Vereadora afirma que ausência de medidas contra senador pode comprometer preservação de provas no caso envolvendo recursos para produção audiovisual
247 - A vereadora do Recife e professora de Direito Liana Cirne Lins criticou a atuação da Polícia Federal nas investigações envolvendo o senador Flávio Bolsonaro e o empresário Daniel Vorcaro. Em participação no Bom Dia 247, ela afirmou que a condução do caso tem ocorrido de forma lenta e sem medidas consideradas essenciais para a preservação de provas.
Segundo Liana, as informações divulgadas pelo Intercept Brasil já justificariam ações mais incisivas por parte da Polícia Federal. Ela citou os áudios que envolveriam Flávio Bolsonaro diretamente em tratativas relacionadas ao financiamento de um filme, além da declaração da produtora da obra afirmando que os recursos recebidos não teriam sido utilizados na produção audiovisual.
“Acho que a Polícia Federal tem agido de maneira muito vagarosa em relação ao Flávio Bolsonaro”, afirmou.
Para a vereadora, a ausência de buscas e apreensões de celulares e documentos ligados ao senador abre margem para eventual destruição de provas. Ela também mencionou relatos sobre uma possível viagem de Flávio Bolsonaro aos Estados Unidos para encontrar o deputado Eduardo Bolsonaro e discutir versões relacionadas ao caso envolvendo Daniel Vorcaro.
“Não tem busca e apreensão de celulares de Flávio Bolsonaro, não tem busca e apreensão de documentos de Flávio Bolsonaro.

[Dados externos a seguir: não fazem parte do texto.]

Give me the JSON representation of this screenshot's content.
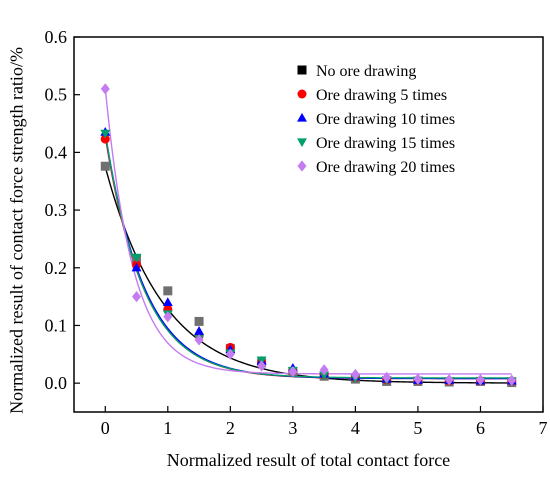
{
  "chart_data": {
    "type": "scatter",
    "title": "",
    "xlabel": "Normalized result of total contact force",
    "ylabel": "Normalized result of contact force strength ratio/%",
    "xlim": [
      -0.5,
      7
    ],
    "ylim": [
      -0.05,
      0.6
    ],
    "xticks": [
      0,
      1,
      2,
      3,
      4,
      5,
      6,
      7
    ],
    "yticks": [
      0.0,
      0.1,
      0.2,
      0.3,
      0.4,
      0.5,
      0.6
    ],
    "xtick_labels": [
      "0",
      "1",
      "2",
      "3",
      "4",
      "5",
      "6",
      "7"
    ],
    "ytick_labels": [
      "0.0",
      "0.1",
      "0.2",
      "0.3",
      "0.4",
      "0.5",
      "0.6"
    ],
    "grid": false,
    "legend_position": "top-right",
    "series": [
      {
        "name": "No ore drawing",
        "marker": "square",
        "color": "#000000",
        "point_color": "#707070",
        "x": [
          0,
          0.5,
          1,
          1.5,
          2,
          2.5,
          3,
          3.5,
          4,
          4.5,
          5,
          5.5,
          6,
          6.5
        ],
        "y": [
          0.376,
          0.215,
          0.16,
          0.107,
          0.06,
          0.035,
          0.02,
          0.012,
          0.007,
          0.003,
          0.003,
          0.002,
          0.003,
          0.001
        ],
        "fit": {
          "y0": 0.0,
          "A": 0.375,
          "t": 0.93
        }
      },
      {
        "name": "Ore drawing 5 times",
        "marker": "circle",
        "color": "#ff0000",
        "x": [
          0,
          0.5,
          1,
          1.5,
          2,
          2.5,
          3,
          3.5,
          4,
          4.5,
          5,
          5.5,
          6,
          6.5
        ],
        "y": [
          0.423,
          0.205,
          0.128,
          0.082,
          0.062,
          0.036,
          0.022,
          0.015,
          0.01,
          0.006,
          0.005,
          0.004,
          0.004,
          0.004
        ],
        "fit": {
          "y0": 0.008,
          "A": 0.42,
          "t": 0.62
        }
      },
      {
        "name": "Ore drawing 10 times",
        "marker": "triangle-up",
        "color": "#0000ff",
        "x": [
          0,
          0.5,
          1,
          1.5,
          2,
          2.5,
          3,
          3.5,
          4,
          4.5,
          5,
          5.5,
          6,
          6.5
        ],
        "y": [
          0.435,
          0.2,
          0.14,
          0.09,
          0.058,
          0.038,
          0.026,
          0.016,
          0.011,
          0.007,
          0.005,
          0.005,
          0.004,
          0.004
        ],
        "fit": {
          "y0": 0.008,
          "A": 0.425,
          "t": 0.63
        }
      },
      {
        "name": "Ore drawing 15 times",
        "marker": "triangle-down",
        "color": "#00a06c",
        "x": [
          0,
          0.5,
          1,
          1.5,
          2,
          2.5,
          3,
          3.5,
          4,
          4.5,
          5,
          5.5,
          6,
          6.5
        ],
        "y": [
          0.433,
          0.218,
          0.12,
          0.077,
          0.052,
          0.04,
          0.022,
          0.014,
          0.009,
          0.006,
          0.005,
          0.004,
          0.004,
          0.004
        ],
        "fit": {
          "y0": 0.009,
          "A": 0.425,
          "t": 0.61
        }
      },
      {
        "name": "Ore drawing 20 times",
        "marker": "diamond",
        "color": "#c47cf0",
        "x": [
          0,
          0.5,
          1,
          1.5,
          2,
          2.5,
          3,
          3.5,
          4,
          4.5,
          5,
          5.5,
          6,
          6.5
        ],
        "y": [
          0.51,
          0.15,
          0.115,
          0.075,
          0.05,
          0.03,
          0.02,
          0.023,
          0.015,
          0.01,
          0.007,
          0.006,
          0.006,
          0.005
        ],
        "fit": {
          "y0": 0.016,
          "A": 0.495,
          "t": 0.45
        }
      }
    ]
  }
}
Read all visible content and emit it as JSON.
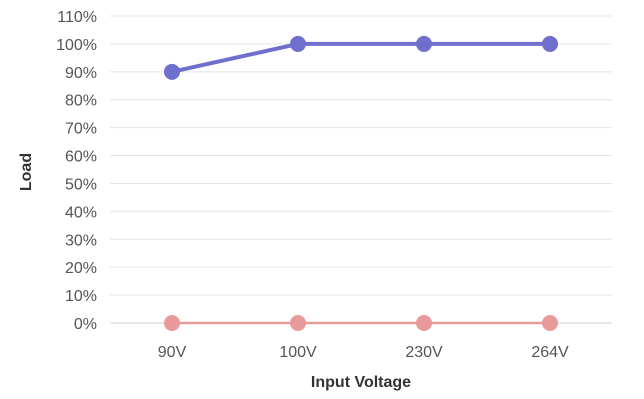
{
  "chart_data": {
    "type": "line",
    "title": "",
    "xlabel": "Input Voltage",
    "ylabel": "Load",
    "categories": [
      "90V",
      "100V",
      "230V",
      "264V"
    ],
    "ylim": [
      0,
      110
    ],
    "y_ticks": [
      0,
      10,
      20,
      30,
      40,
      50,
      60,
      70,
      80,
      90,
      100,
      110
    ],
    "y_tick_suffix": "%",
    "grid": true,
    "legend": "none",
    "series": [
      {
        "values": [
          90,
          100,
          100,
          100
        ],
        "color": "#6f6fce"
      },
      {
        "values": [
          0,
          0,
          0,
          0
        ],
        "color": "#e89a9a"
      }
    ],
    "grid_color": "#e4e4e4",
    "axis_color": "#d0d0d0"
  }
}
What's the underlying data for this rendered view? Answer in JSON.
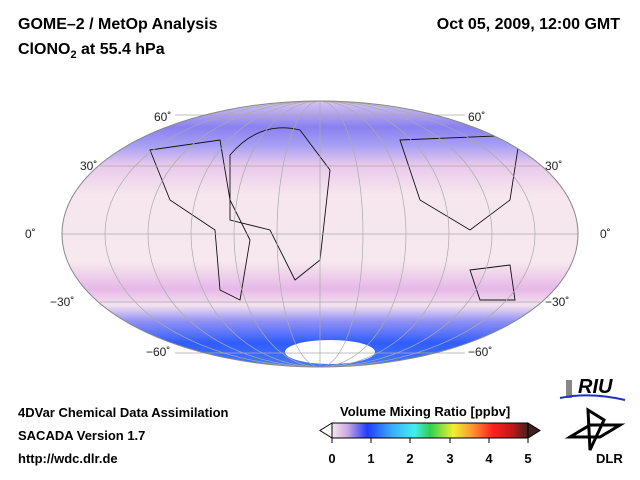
{
  "title": "GOME–2 / MetOp Analysis",
  "species_prefix": "ClONO",
  "species_sub": "2",
  "species_suffix": " at 55.4 hPa",
  "datetime": "Oct 05, 2009, 12:00 GMT",
  "footer": {
    "line1": "4DVar Chemical Data Assimilation",
    "line2": "SACADA Version 1.7",
    "line3": "http://wdc.dlr.de"
  },
  "colorbar": {
    "title": "Volume Mixing Ratio [ppbv]",
    "ticks": [
      "0",
      "1",
      "2",
      "3",
      "4",
      "5"
    ],
    "colors": [
      "#f5e8ee",
      "#c8a8e0",
      "#1f3cff",
      "#3aa8ff",
      "#40f0f0",
      "#30d050",
      "#f0f030",
      "#ff9030",
      "#ff2020",
      "#c01818",
      "#402020"
    ]
  },
  "lat_labels": {
    "n60": "60˚",
    "n30": "30˚",
    "eq": "0˚",
    "s30": "−30˚",
    "s60": "−60˚"
  },
  "logos": {
    "riu": "RIU",
    "dlr": "DLR"
  }
}
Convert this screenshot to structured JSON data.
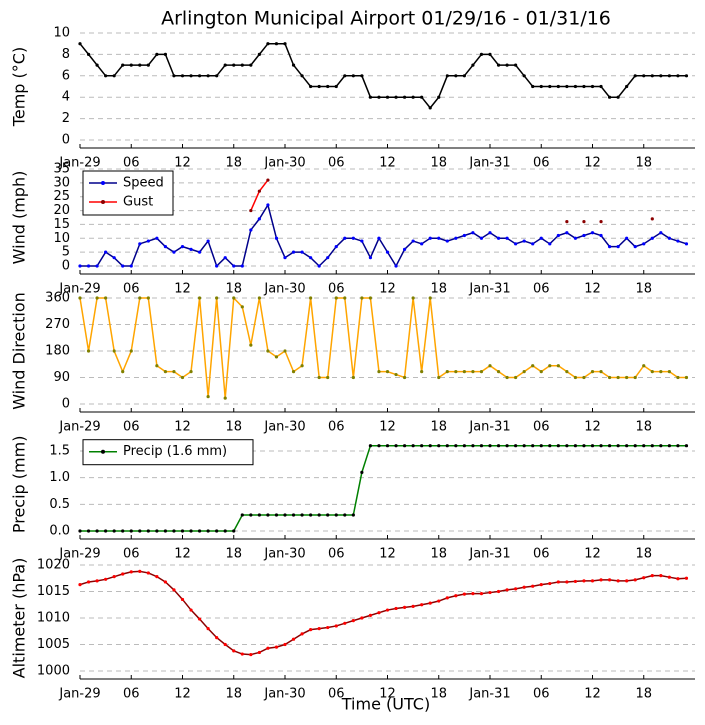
{
  "chart_data": {
    "type": "line",
    "title": "Arlington Municipal Airport 01/29/16 - 01/31/16",
    "xlabel": "Time (UTC)",
    "x": [
      0,
      1,
      2,
      3,
      4,
      5,
      6,
      7,
      8,
      9,
      10,
      11,
      12,
      13,
      14,
      15,
      16,
      17,
      18,
      19,
      20,
      21,
      22,
      23,
      24,
      25,
      26,
      27,
      28,
      29,
      30,
      31,
      32,
      33,
      34,
      35,
      36,
      37,
      38,
      39,
      40,
      41,
      42,
      43,
      44,
      45,
      46,
      47,
      48,
      49,
      50,
      51,
      52,
      53,
      54,
      55,
      56,
      57,
      58,
      59,
      60,
      61,
      62,
      63,
      64,
      65,
      66,
      67,
      68,
      69,
      70,
      71
    ],
    "xlim": [
      0,
      72
    ],
    "xticks": [
      {
        "value": 0,
        "label": "Jan-29"
      },
      {
        "value": 6,
        "label": "06"
      },
      {
        "value": 12,
        "label": "12"
      },
      {
        "value": 18,
        "label": "18"
      },
      {
        "value": 24,
        "label": "Jan-30"
      },
      {
        "value": 30,
        "label": "06"
      },
      {
        "value": 36,
        "label": "12"
      },
      {
        "value": 42,
        "label": "18"
      },
      {
        "value": 48,
        "label": "Jan-31"
      },
      {
        "value": 54,
        "label": "06"
      },
      {
        "value": 60,
        "label": "12"
      },
      {
        "value": 66,
        "label": "18"
      }
    ],
    "grid": true,
    "panels": [
      {
        "ylabel": "Temp (°C)",
        "ylim": [
          0,
          10
        ],
        "yticks": [
          0,
          2,
          4,
          6,
          8,
          10
        ],
        "series": [
          {
            "color": "#000000",
            "marker_color": "#000000",
            "values": [
              9,
              8,
              7,
              6,
              6,
              7,
              7,
              7,
              7,
              8,
              8,
              6,
              6,
              6,
              6,
              6,
              6,
              7,
              7,
              7,
              7,
              8,
              9,
              9,
              9,
              7,
              6,
              5,
              5,
              5,
              5,
              6,
              6,
              6,
              4,
              4,
              4,
              4,
              4,
              4,
              4,
              3,
              4,
              6,
              6,
              6,
              7,
              8,
              8,
              7,
              7,
              7,
              6,
              5,
              5,
              5,
              5,
              5,
              5,
              5,
              5,
              5,
              4,
              4,
              5,
              6,
              6,
              6,
              6,
              6,
              6,
              6
            ]
          }
        ]
      },
      {
        "ylabel": "Wind (mph)",
        "ylim": [
          0,
          35
        ],
        "yticks": [
          0,
          5,
          10,
          15,
          20,
          25,
          30,
          35
        ],
        "legend": "upper left",
        "series": [
          {
            "name": "Speed",
            "color": "#00008b",
            "marker_color": "#0000ff",
            "values": [
              0,
              0,
              0,
              5,
              3,
              0,
              0,
              8,
              9,
              10,
              7,
              5,
              7,
              6,
              5,
              9,
              0,
              3,
              0,
              0,
              13,
              17,
              22,
              10,
              3,
              5,
              5,
              3,
              0,
              3,
              7,
              10,
              10,
              9,
              3,
              10,
              5,
              0,
              6,
              9,
              8,
              10,
              10,
              9,
              10,
              11,
              12,
              10,
              12,
              10,
              10,
              8,
              9,
              8,
              10,
              8,
              11,
              12,
              10,
              11,
              12,
              11,
              7,
              7,
              10,
              7,
              8,
              10,
              12,
              10,
              9,
              8
            ]
          },
          {
            "name": "Gust",
            "color": "#ff0000",
            "marker_color": "#8b0000",
            "values": [
              null,
              null,
              null,
              null,
              null,
              null,
              null,
              null,
              null,
              null,
              null,
              null,
              null,
              null,
              null,
              null,
              null,
              null,
              null,
              null,
              20,
              27,
              31,
              null,
              null,
              null,
              null,
              null,
              null,
              null,
              null,
              null,
              null,
              null,
              null,
              null,
              null,
              null,
              null,
              null,
              null,
              null,
              null,
              null,
              null,
              null,
              null,
              null,
              null,
              null,
              null,
              null,
              null,
              null,
              null,
              null,
              null,
              16,
              null,
              16,
              null,
              16,
              null,
              null,
              null,
              null,
              null,
              17,
              null,
              null,
              null,
              null
            ]
          }
        ]
      },
      {
        "ylabel": "Wind Direction",
        "ylim": [
          0,
          360
        ],
        "yticks": [
          0,
          90,
          180,
          270,
          360
        ],
        "series": [
          {
            "color": "#ffa500",
            "marker_color": "#808000",
            "values": [
              360,
              180,
              360,
              360,
              180,
              110,
              180,
              360,
              360,
              130,
              110,
              110,
              90,
              110,
              360,
              25,
              360,
              20,
              360,
              330,
              200,
              360,
              180,
              160,
              180,
              110,
              130,
              360,
              90,
              90,
              360,
              360,
              90,
              360,
              360,
              110,
              110,
              100,
              90,
              360,
              110,
              360,
              90,
              110,
              110,
              110,
              110,
              110,
              130,
              110,
              90,
              90,
              110,
              130,
              110,
              130,
              130,
              110,
              90,
              90,
              110,
              110,
              90,
              90,
              90,
              90,
              130,
              110,
              110,
              110,
              90,
              90
            ]
          }
        ]
      },
      {
        "ylabel": "Precip (mm)",
        "ylim": [
          0,
          1.75
        ],
        "yticks": [
          {
            "value": 0,
            "label": "0.0"
          },
          {
            "value": 0.5,
            "label": "0.5"
          },
          {
            "value": 1,
            "label": "1.0"
          },
          {
            "value": 1.5,
            "label": "1.5"
          }
        ],
        "legend": "upper left",
        "series": [
          {
            "name": "Precip (1.6 mm)",
            "color": "#008000",
            "marker_color": "#000000",
            "values": [
              0,
              0,
              0,
              0,
              0,
              0,
              0,
              0,
              0,
              0,
              0,
              0,
              0,
              0,
              0,
              0,
              0,
              0,
              0,
              0.3,
              0.3,
              0.3,
              0.3,
              0.3,
              0.3,
              0.3,
              0.3,
              0.3,
              0.3,
              0.3,
              0.3,
              0.3,
              0.3,
              1.1,
              1.6,
              1.6,
              1.6,
              1.6,
              1.6,
              1.6,
              1.6,
              1.6,
              1.6,
              1.6,
              1.6,
              1.6,
              1.6,
              1.6,
              1.6,
              1.6,
              1.6,
              1.6,
              1.6,
              1.6,
              1.6,
              1.6,
              1.6,
              1.6,
              1.6,
              1.6,
              1.6,
              1.6,
              1.6,
              1.6,
              1.6,
              1.6,
              1.6,
              1.6,
              1.6,
              1.6,
              1.6,
              1.6
            ]
          }
        ]
      },
      {
        "ylabel": "Altimeter (hPa)",
        "ylim": [
          1000,
          1020
        ],
        "yticks": [
          1000,
          1005,
          1010,
          1015,
          1020
        ],
        "series": [
          {
            "color": "#8b0000",
            "marker_color": "#ff0000",
            "values": [
              1016.3,
              1016.8,
              1017,
              1017.3,
              1017.8,
              1018.3,
              1018.7,
              1018.8,
              1018.5,
              1017.8,
              1016.8,
              1015.3,
              1013.5,
              1011.5,
              1009.8,
              1008,
              1006.3,
              1005,
              1003.8,
              1003.2,
              1003.1,
              1003.5,
              1004.3,
              1004.5,
              1005,
              1006,
              1007,
              1007.8,
              1008,
              1008.2,
              1008.5,
              1009,
              1009.5,
              1010,
              1010.5,
              1011,
              1011.5,
              1011.8,
              1012,
              1012.2,
              1012.5,
              1012.8,
              1013.2,
              1013.8,
              1014.2,
              1014.5,
              1014.6,
              1014.6,
              1014.8,
              1015,
              1015.3,
              1015.5,
              1015.8,
              1016,
              1016.3,
              1016.5,
              1016.8,
              1016.8,
              1016.9,
              1017,
              1017,
              1017.2,
              1017.2,
              1017,
              1017,
              1017.2,
              1017.6,
              1018,
              1018,
              1017.7,
              1017.4,
              1017.5
            ]
          }
        ]
      }
    ]
  }
}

Então, a Polícia Federal está deixando espaço, inclusive para que provas sejam destruídas”, declarou.
Liana afirmou considerar “muito crível” a versão apresentada sobre a possibilidade de encontros presenciais entre integrantes do núcleo bolsonarista para alinhar informações sobre o caso. Na avaliação dela, a demora na adoção de medidas cautelares compromete o andamento das investigações.
“A Polícia Federal não está agindo de maneira célere. E isso é muito ruim, porque a gente não sabe o que eles estão fazendo com as provas, que porventura existam”, disse.
A professora de Direito defendeu que a PF já deveria ter realizado ações mais firmes para coleta de material investigativo. Segundo ela, a situação exige atuação rápida diante da gravidade das denúncias apresentadas até agora.
“A Polícia Federal já deveria ter agido de forma mais incisiva”, concluiu.